Stanley Tucci brings perfect crabby intensity to this slick lawyer’s opposite number, Mitch Garabedian, who comes up with the game-changing tactic of suing Cardinal Law and other church officials for knowing about priests’ sexual atrocities without doing anything to stop them. A scrappy self-made man of Armenian descent, Garabedian feels like an outsider. Rezendes, who’s of Portuguese descent, resists being part of any sentimental portrait of ethnic minorities banding together to bring Boston’s dark secrets to light. As Rezendes, Ruffalo creates a character whose rampaging curiosity bends him out of shape. This actor who has triumphed as the Hulk moves with a wiry, coiled energy and speaks with a passionate rapidity.
Remarkably, this film’s emphasis on journalism and the law intensifies rather than obscures the suffering of the victims who relive their agonies in hope of bringing predators to light. The performers who play these haunted souls, including Michael Cyril Creighton and Jimmy LeBlanc, set off deep and troubling resonances without flashbacks or emphatic music. They compose indelible word portraits of priests insinuating themselves as father figures to troubled children from broken homes, often in working-class neighborhoods where disobeying a priest is like balking at an order from God.
McCarthy fills his cast with players who are eloquent listeners. McAdams’s Pfeiffer, in particular, reassures the victims that the Spotlight team will not forget the case, despite snags and delays—especially after they’re assigned to cover the aftermath of 9/11. McAdams creates a warm, observant character out of tiny strokes. Knocking on doors in search of predators, she’s casually fearless. In the film’s most stunning moment, a priest opens his door and confesses forthwith to multiple acts of abuse. He thinks he’s proving his essential innocence when he says they never gave him any pleasure.

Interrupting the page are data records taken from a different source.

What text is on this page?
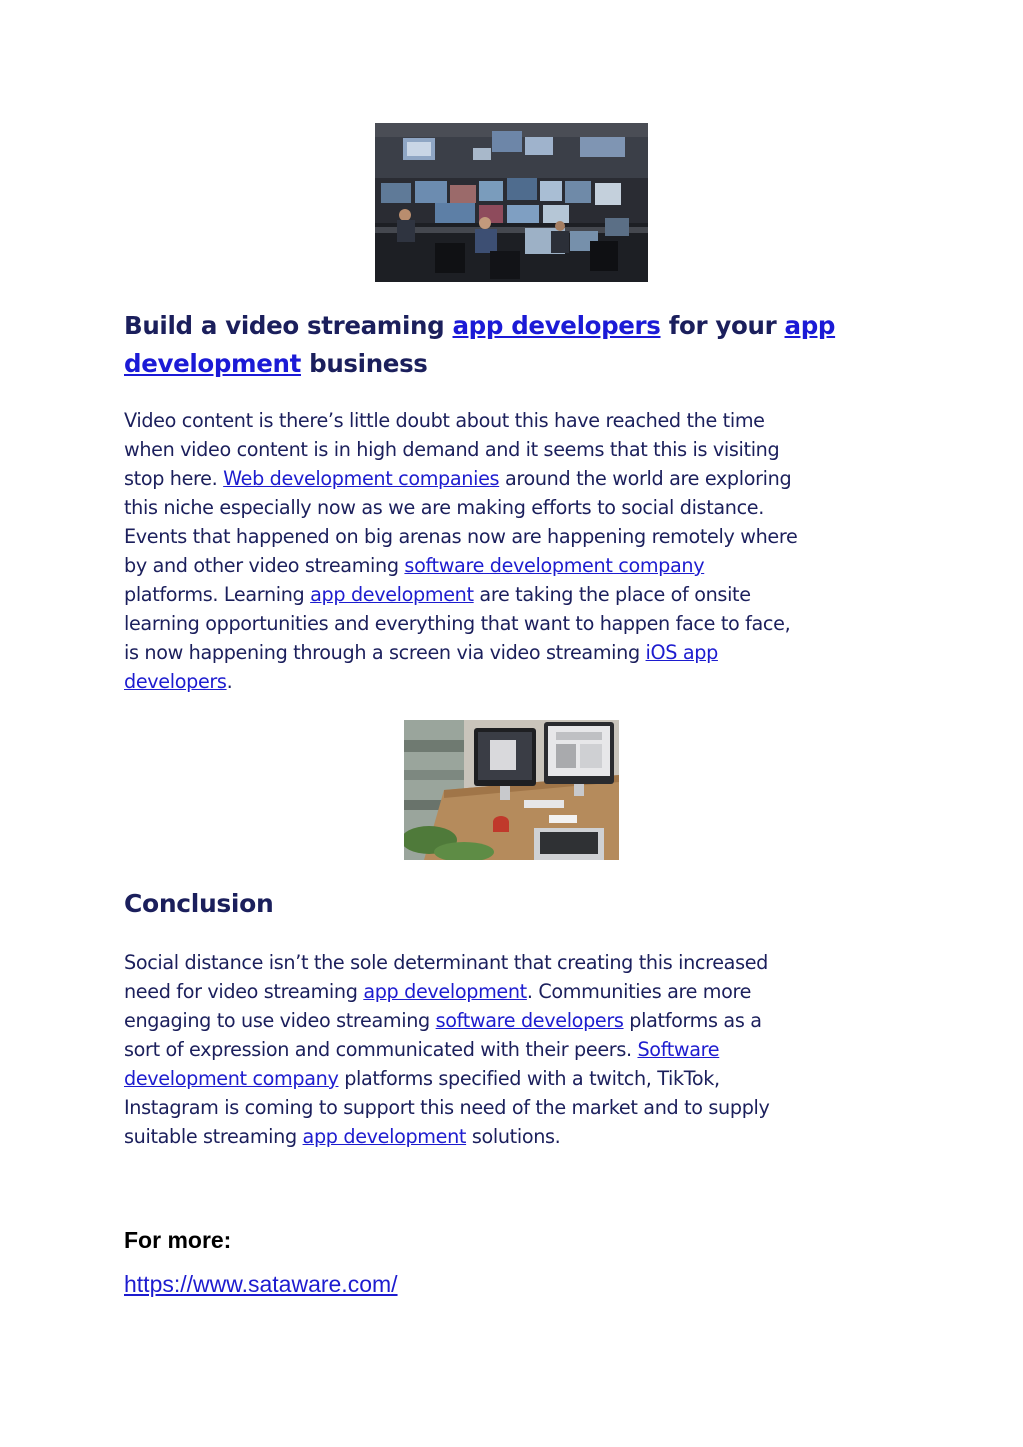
Build a video streaming app developers for your app
development business

Video content is there’s little doubt about this have reached the time
when video content is in high demand and it seems that this is visiting
stop here. Web development companies around the world are exploring
this niche especially now as we are making efforts to social distance.
Events that happened on big arenas now are happening remotely where
by and other video streaming software development company
platforms. Learning app development are taking the place of onsite
learning opportunities and everything that want to happen face to face,
is now happening through a screen via video streaming iOS app
developers.

Conclusion

Social distance isn’t the sole determinant that creating this increased
need for video streaming app development. Communities are more
engaging to use video streaming software developers platforms as a
sort of expression and communicated with their peers. Software
development company platforms specified with a twitch, TikTok,
Instagram is coming to support this need of the market and to supply
suitable streaming app development solutions.

For more:

https://www.sataware.com/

The Gotham Independent Film Awards recently created a special ensemble acting prize for Spotlight. “Ensemble” usually implies a group of performers collaborating to achieve a single effect. The cast of Spotlight does something different: it brings home the divergent details in the script that expand and open up the story. That’s why the movie feels so beautifully rounded. Pfeiffer is racked with sorrow because this story will change her devout grandmother’s impression of the Church. Rezendes gets tied in knots because he thought he’d always be able to return to the fold, but knowing what he knows, he can’t. The reporters repeatedly demand to know why so many Bostonians (not just Catholics or religious people) were prone to look away from child abuse. At the movie’s peak of candor, they ask that question of themselves.